Wracając.. mamy maj, ostatniego -31.05 mam mieć wykonana kolposkopię z wycinkiem. Nie wiem czego się spodziewać, czy może być gorzej? Czy wyniki wycinków mogą wykazać raka? A może jednak nie jest tak zle? Wiem, ze Wasza wiedza i doświadczenie jest dużo szersza niż moja, minęło dopiero kilka dni odkąd zapoznaję się z tematem, nie sądziłam ze może mnie to spotkać :(
Jeszcze się nie znamy, ale pewnie zostanę tu na dłużej, wszystkie Was mocno ściskam i mam nadzieje ze pomożemy sobie nawzajem :)

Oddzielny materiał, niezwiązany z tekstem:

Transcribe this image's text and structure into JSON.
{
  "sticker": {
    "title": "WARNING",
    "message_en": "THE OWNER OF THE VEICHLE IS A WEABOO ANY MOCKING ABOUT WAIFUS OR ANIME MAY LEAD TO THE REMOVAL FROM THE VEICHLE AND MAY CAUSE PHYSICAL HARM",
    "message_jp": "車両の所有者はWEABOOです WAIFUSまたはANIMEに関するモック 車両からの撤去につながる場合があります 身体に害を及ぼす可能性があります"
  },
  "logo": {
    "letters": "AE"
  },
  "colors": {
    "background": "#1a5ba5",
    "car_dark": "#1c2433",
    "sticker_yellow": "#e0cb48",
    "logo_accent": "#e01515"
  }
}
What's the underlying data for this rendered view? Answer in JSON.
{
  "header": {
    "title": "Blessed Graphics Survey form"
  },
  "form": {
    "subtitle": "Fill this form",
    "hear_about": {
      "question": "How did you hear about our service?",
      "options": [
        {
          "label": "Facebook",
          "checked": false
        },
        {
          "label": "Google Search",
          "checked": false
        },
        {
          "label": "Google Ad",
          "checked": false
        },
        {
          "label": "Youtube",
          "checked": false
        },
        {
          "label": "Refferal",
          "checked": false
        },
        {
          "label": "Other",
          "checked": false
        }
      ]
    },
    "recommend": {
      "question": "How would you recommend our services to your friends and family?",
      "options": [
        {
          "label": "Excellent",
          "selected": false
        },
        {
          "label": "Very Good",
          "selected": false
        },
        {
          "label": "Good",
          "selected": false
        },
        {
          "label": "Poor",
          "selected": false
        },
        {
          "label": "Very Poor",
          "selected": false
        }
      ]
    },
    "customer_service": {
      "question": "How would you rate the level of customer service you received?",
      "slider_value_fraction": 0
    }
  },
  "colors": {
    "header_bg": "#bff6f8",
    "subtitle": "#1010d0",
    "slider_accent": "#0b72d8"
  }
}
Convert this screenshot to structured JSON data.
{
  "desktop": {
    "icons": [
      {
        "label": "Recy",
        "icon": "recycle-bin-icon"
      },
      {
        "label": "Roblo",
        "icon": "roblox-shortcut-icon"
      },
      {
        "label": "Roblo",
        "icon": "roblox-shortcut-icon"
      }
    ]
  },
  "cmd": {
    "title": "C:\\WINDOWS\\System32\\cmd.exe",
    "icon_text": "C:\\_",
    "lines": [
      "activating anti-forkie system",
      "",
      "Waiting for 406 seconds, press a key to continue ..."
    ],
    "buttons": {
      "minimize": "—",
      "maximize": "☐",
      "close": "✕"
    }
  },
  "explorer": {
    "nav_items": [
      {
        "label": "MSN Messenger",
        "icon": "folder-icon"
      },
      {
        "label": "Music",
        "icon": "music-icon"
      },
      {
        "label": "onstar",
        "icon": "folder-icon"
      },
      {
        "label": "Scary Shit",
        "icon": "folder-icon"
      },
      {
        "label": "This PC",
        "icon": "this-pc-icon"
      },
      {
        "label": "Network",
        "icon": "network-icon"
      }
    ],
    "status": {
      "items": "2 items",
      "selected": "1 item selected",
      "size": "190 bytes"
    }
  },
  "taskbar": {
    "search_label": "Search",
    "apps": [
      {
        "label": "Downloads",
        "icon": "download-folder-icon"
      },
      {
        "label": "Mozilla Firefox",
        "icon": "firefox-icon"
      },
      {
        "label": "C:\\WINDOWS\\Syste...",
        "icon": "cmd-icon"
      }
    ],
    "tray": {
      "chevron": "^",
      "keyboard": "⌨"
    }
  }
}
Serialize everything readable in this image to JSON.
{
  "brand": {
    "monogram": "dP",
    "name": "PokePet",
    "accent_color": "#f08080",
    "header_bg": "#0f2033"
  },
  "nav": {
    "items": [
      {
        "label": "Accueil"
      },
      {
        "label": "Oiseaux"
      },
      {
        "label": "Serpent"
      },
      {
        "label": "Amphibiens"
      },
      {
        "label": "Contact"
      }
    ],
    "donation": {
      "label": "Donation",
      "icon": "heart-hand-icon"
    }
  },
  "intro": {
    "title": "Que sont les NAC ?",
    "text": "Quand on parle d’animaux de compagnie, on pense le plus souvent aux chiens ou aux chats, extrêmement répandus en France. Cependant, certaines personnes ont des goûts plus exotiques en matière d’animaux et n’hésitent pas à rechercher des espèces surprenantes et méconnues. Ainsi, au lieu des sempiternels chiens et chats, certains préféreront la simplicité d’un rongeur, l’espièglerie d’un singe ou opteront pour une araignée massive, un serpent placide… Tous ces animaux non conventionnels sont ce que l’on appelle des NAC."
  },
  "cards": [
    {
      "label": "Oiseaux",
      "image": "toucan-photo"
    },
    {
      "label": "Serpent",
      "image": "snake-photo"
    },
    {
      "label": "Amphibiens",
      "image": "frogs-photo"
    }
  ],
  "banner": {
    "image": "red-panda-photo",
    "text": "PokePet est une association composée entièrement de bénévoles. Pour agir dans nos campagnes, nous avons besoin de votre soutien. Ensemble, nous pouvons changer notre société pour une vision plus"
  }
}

Jestem po kolposkopii z pobraniem wycinka oraz po konizacji szyjki macicy (wyniki cytologii CIN3). Jezeli mialyscie konizacje to opowiedzcie o tym co dzialo sie u Was po wypisie ze szpitala? Brac l4 ? Jak dlugie? Czego unikalyscie w zyciu oraz w diecie zywieniowej? Wyniki histopatologiczne za 3 tygodnie...:(
Cześć dziewczyny. Opisywałem tu swój problem, więc opiszę też wynik. Opis badania histopatologicznego potwierdził diagnozę (cin3), zmiana wycięta w całości z marginesem zdrowej tkanki. Byłam na wizycie u ginekologa onkologa, cytologia przez pierwszy rok co 3 miesiące. Generalnie pilnowanie i badanie się. Trzymam kciuki za Was wszystkie :*
Cześć dziewczyny. Martwię się brakiem miesiączki po konizacji. Nie wiem czy jest się czego obawiać.
Ostatnią miesiączkę miałam 25.02
Zabieg konizacji przeprowadzono 09.03
Od tamtego czasu klasycznie upławy I przewidziane krwawienie po 14 dniach. Nie byłam pewna czy to strup czy może miesiączka, a może oba.
Tydzień temu poszłam do ginekologa na kontrolę, zapytałam o miesiączkę. Na USG stwierdzono endometrium 14mm, więc dosyć duże - czyli poprzednie krwawienie to ewidentnie sam strup. Mam czekać na okres - niestety było to tydzień temu I nadal go nie ma. Nawet plemienia. Nawet upławów. Nic.
Dodatkowo od ponad tygodnia boli mnie podbrzusze, moje ciało (oprócz krwawienia, którego nie ma) czuje się dokładnie jak w trakcie miesiączki.
To 42 dzień cyklu. Nigdy mój cykl nie trwał tak długo.